Brussel Sprout Carbonara With Fettuccini
- 9/16 pound fettuccini pasta dry weight of good quality
- 1 3/16 pounds brussel sprouts cleaned and chopped quite finely, but not too small.
- 2 shallots chopped finely
- 2 garlic x large cloves of, chopped finely
- 5 1/4 ounces smoked bacon chopped into small pieces
- 2 eggs beaten just enough to bring them together, then set them aside
- freshly ground black pepper Lots of
- 3/4 cup grated Parmesan cheese finely
- salt to taste
- 2 olive oil x tbsp of
- Heat the oil in a non-stick pan. When it reaches a medium high heat, add the shallots and garlic and saute for a minute.
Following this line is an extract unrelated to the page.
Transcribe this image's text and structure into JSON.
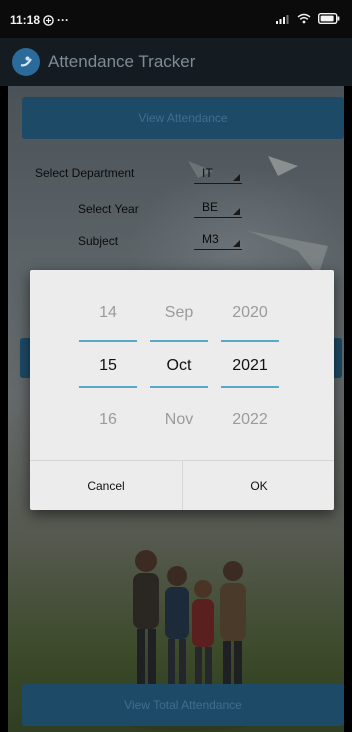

- Add the sprouts, cook until they are browned and become a little softer ( not too soft though, you don't want them to be mushy, but to retain a little bite). You can probably get going with cooking the pasta when the sprouts are nearly finished. Just follow the instructions on the packet for timings. The best way to cook pasta is to put it into a pan with plenty of boiling water and a good helping of salt.
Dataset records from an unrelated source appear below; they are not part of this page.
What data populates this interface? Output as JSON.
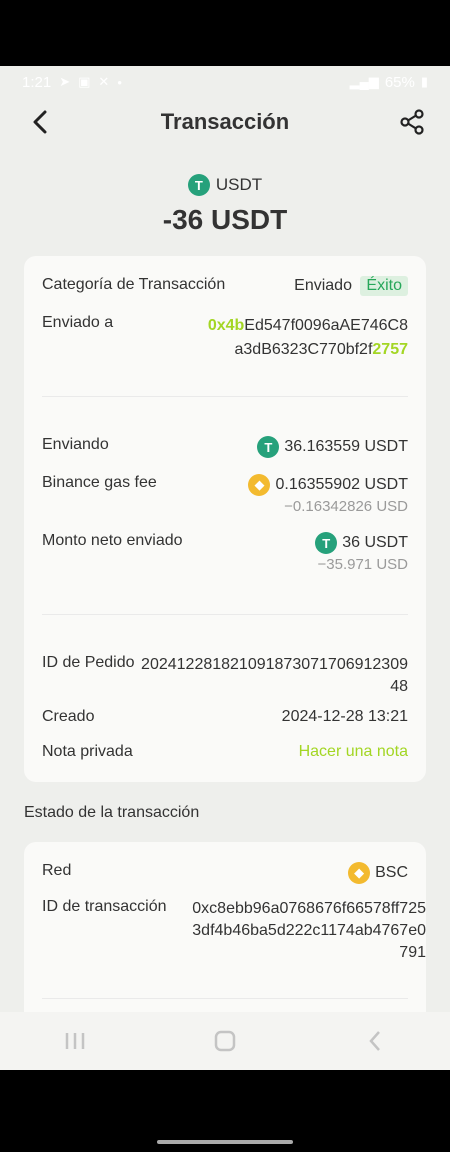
{
  "status": {
    "time": "1:21",
    "battery": "65%"
  },
  "header": {
    "title": "Transacción"
  },
  "asset": {
    "symbol": "USDT",
    "amount": "-36 USDT"
  },
  "details": {
    "category_label": "Categoría de Transacción",
    "category_value": "Enviado",
    "status_badge": "Éxito",
    "sent_to_label": "Enviado a",
    "address_prefix": "0x4b",
    "address_mid": "Ed547f0096aAE746C8",
    "address_line2": "a3dB6323C770bf2f",
    "address_suffix": "2757",
    "sending_label": "Enviando",
    "sending_value": "36.163559 USDT",
    "gas_label": "Binance gas fee",
    "gas_value": "0.16355902 USDT",
    "gas_usd": "−0.16342826 USD",
    "net_label": "Monto neto enviado",
    "net_value": "36 USDT",
    "net_usd": "−35.971 USD",
    "order_label": "ID de Pedido",
    "order_value_1": "202412281821091873071706912309",
    "order_value_2": "48",
    "created_label": "Creado",
    "created_value": "2024-12-28 13:21",
    "note_label": "Nota privada",
    "note_action": "Hacer una nota"
  },
  "state": {
    "title": "Estado de la transacción",
    "network_label": "Red",
    "network_value": "BSC",
    "txid_label": "ID de transacción",
    "txid_1": "0xc8ebb96a0768676f66578ff725",
    "txid_2": "3df4b46ba5d222c1174ab4767e0",
    "txid_3": "791"
  },
  "colors": {
    "accent": "#a3d624",
    "usdt": "#26a17b",
    "bnb": "#f3ba2f",
    "success_bg": "#ddf0e0",
    "success_text": "#27a75a"
  }
}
- When the sprouts are cooked, move them to the outside area of the pan and add the bacon to the centre, allowing it to cook for a couple of minutes, turning a couple of times.
- When the bacon is cooked, mix it through the sprouts and give a good grind of black pepper and a little salt. Careful with salt as the bacon and the parmesan will also add a salty flavour.
- When the pasta is ready, bring your two pans close together on the stove. Then, with tongs, grab the pasta and drag is swiftly into the pan with the sprouts. By doing this you take in some of the pasta water. This water helps bind and create your sauce. You don't need much, in this case probably about 2 tablespoons worth. This dragging technique should ensure that you have enough.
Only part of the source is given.